Montefrio è uno dei balconi più spettacolari di Granada. Non lo diciamo noi, ma il National Geographic, che ha recentemente distinto Montefrío come uno dei dieci villaggi con le migliori viste del mondo. Come se non bastasse, è anche considerata una delle sette meraviglie di Granada. Ora tutti i Montefriani possono essere orgogliosi.

Montefrio: l’ultima frontiera del regno nazarí di Granada

Forse ciò che colpisce di più del villaggio quando si vede la sua vista panoramica è il rilievo su cui si trova. Quella rupe in pendenza sormontata dal castello. In realtà, nelle vicinanze di Montefrío ci sono più falesie come questa, per cui è facile capire la ragione del suo antico insediamento.

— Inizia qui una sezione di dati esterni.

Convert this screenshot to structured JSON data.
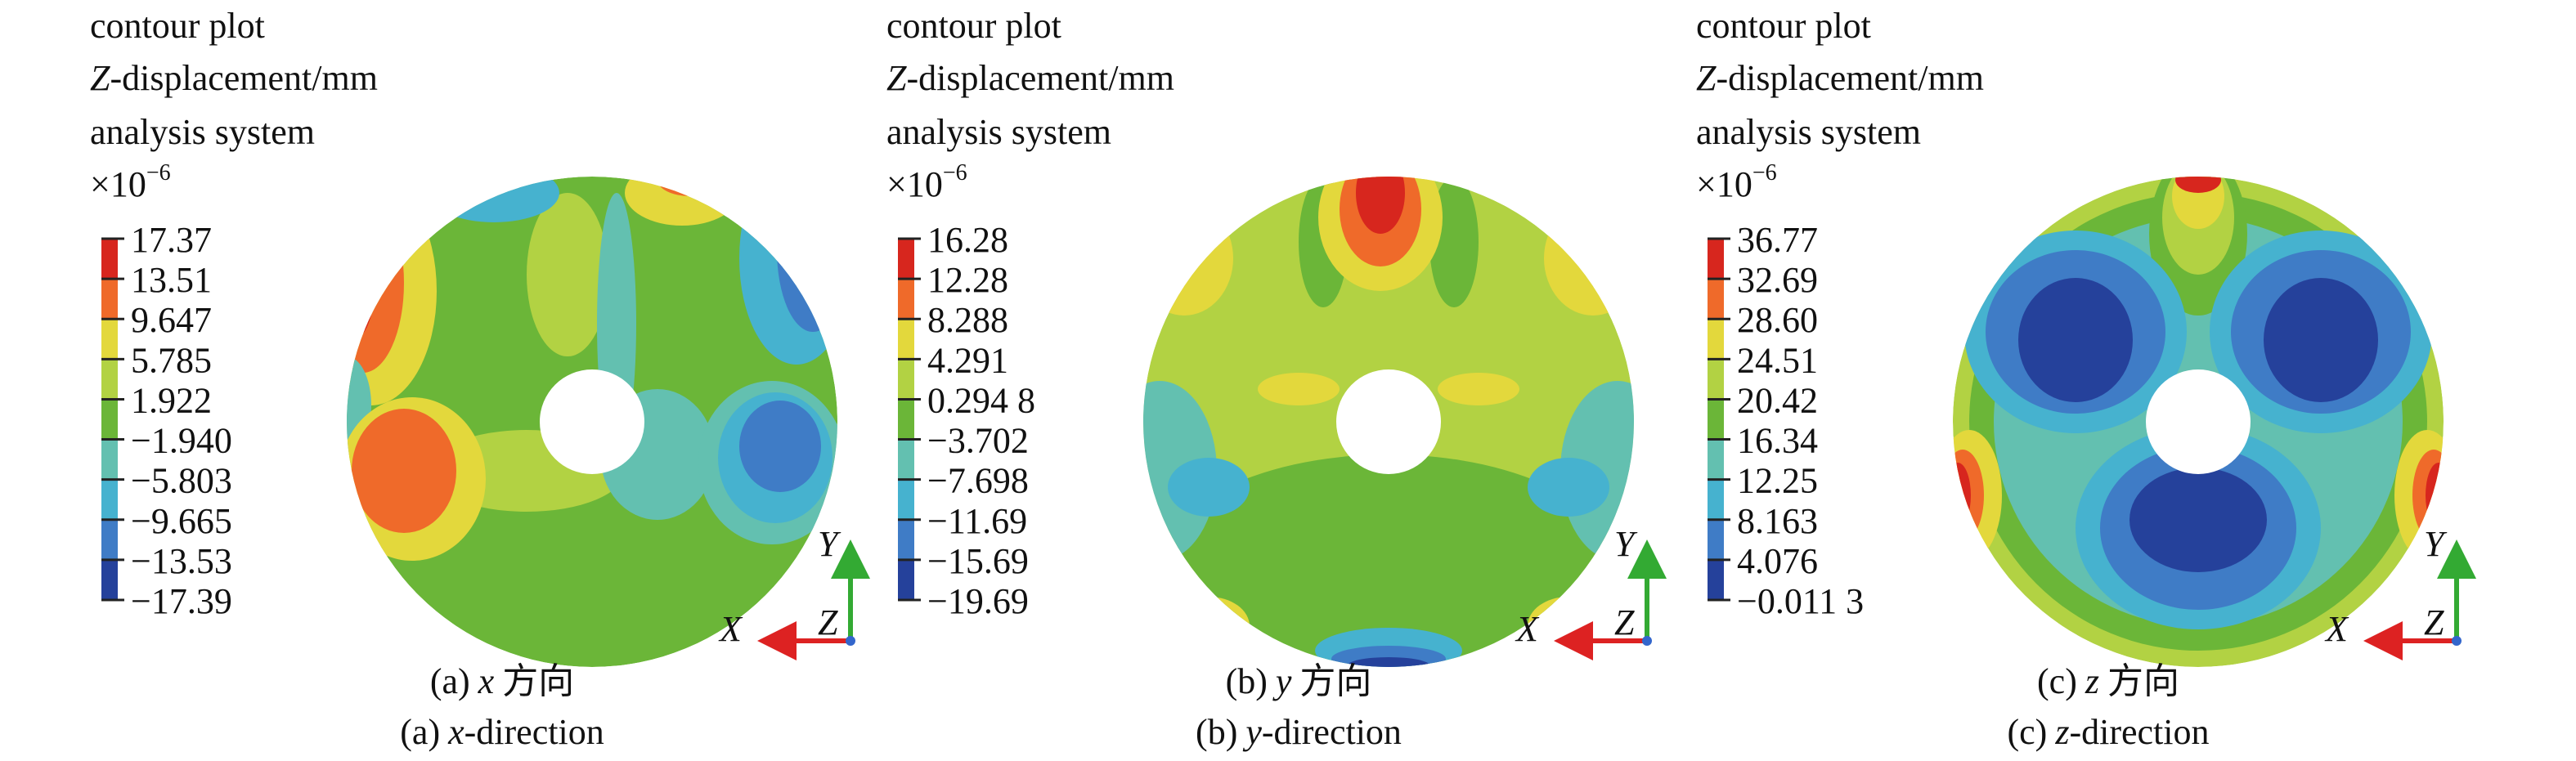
{
  "panels": [
    {
      "title": "contour plot",
      "quantity": {
        "symbol": "Z",
        "text": "-displacement/mm"
      },
      "system": "analysis system",
      "multiplier": {
        "base": "×10",
        "exponent": "−6"
      },
      "legend": [
        "17.37",
        "13.51",
        "9.647",
        "5.785",
        "1.922",
        "−1.940",
        "−5.803",
        "−9.665",
        "−13.53",
        "−17.39"
      ],
      "axes": {
        "y": "Y",
        "x": "X",
        "z": "Z"
      },
      "caption_cn": {
        "label": "(a)",
        "var": "x",
        "text": "方向"
      },
      "caption_en": {
        "label": "(a)",
        "var": "x",
        "text": "-direction"
      }
    },
    {
      "title": "contour plot",
      "quantity": {
        "symbol": "Z",
        "text": "-displacement/mm"
      },
      "system": "analysis system",
      "multiplier": {
        "base": "×10",
        "exponent": "−6"
      },
      "legend": [
        "16.28",
        "12.28",
        "8.288",
        "4.291",
        "0.294 8",
        "−3.702",
        "−7.698",
        "−11.69",
        "−15.69",
        "−19.69"
      ],
      "axes": {
        "y": "Y",
        "x": "X",
        "z": "Z"
      },
      "caption_cn": {
        "label": "(b)",
        "var": "y",
        "text": "方向"
      },
      "caption_en": {
        "label": "(b)",
        "var": "y",
        "text": "-direction"
      }
    },
    {
      "title": "contour plot",
      "quantity": {
        "symbol": "Z",
        "text": "-displacement/mm"
      },
      "system": "analysis system",
      "multiplier": {
        "base": "×10",
        "exponent": "−6"
      },
      "legend": [
        "36.77",
        "32.69",
        "28.60",
        "24.51",
        "20.42",
        "16.34",
        "12.25",
        "8.163",
        "4.076",
        "−0.011 3"
      ],
      "axes": {
        "y": "Y",
        "x": "X",
        "z": "Z"
      },
      "caption_cn": {
        "label": "(c)",
        "var": "z",
        "text": "方向"
      },
      "caption_en": {
        "label": "(c)",
        "var": "z",
        "text": "-direction"
      }
    }
  ]
}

Montefrío si trova in una zona con un rilievo molto strategico per la difesa.

Montefrío è stato occupato per molto tempo. I primi resti archeologici che provano l’occupazione di queste terre si trovano nella Peña de los Gitanos e risalgono al 5300 a.C. Fu probabilmente fondata dai fenici e successivamente abitata da tutte le diverse culture che sono passate per la penisola nel corso della storia, come i romani e i visigoti.

Si sa che fu l’ultima frontiera del regno nazarí di Granada e che durante questo periodo fu un’enclave di grande valore e prestigio. Il villaggio cadde nelle mani dei Re Cattolici durante la Riconquista nel 1486. Come in molti altri luoghi conquistati dal cristianesimo, una chiesa è stata costruita sopra la vecchia moschea.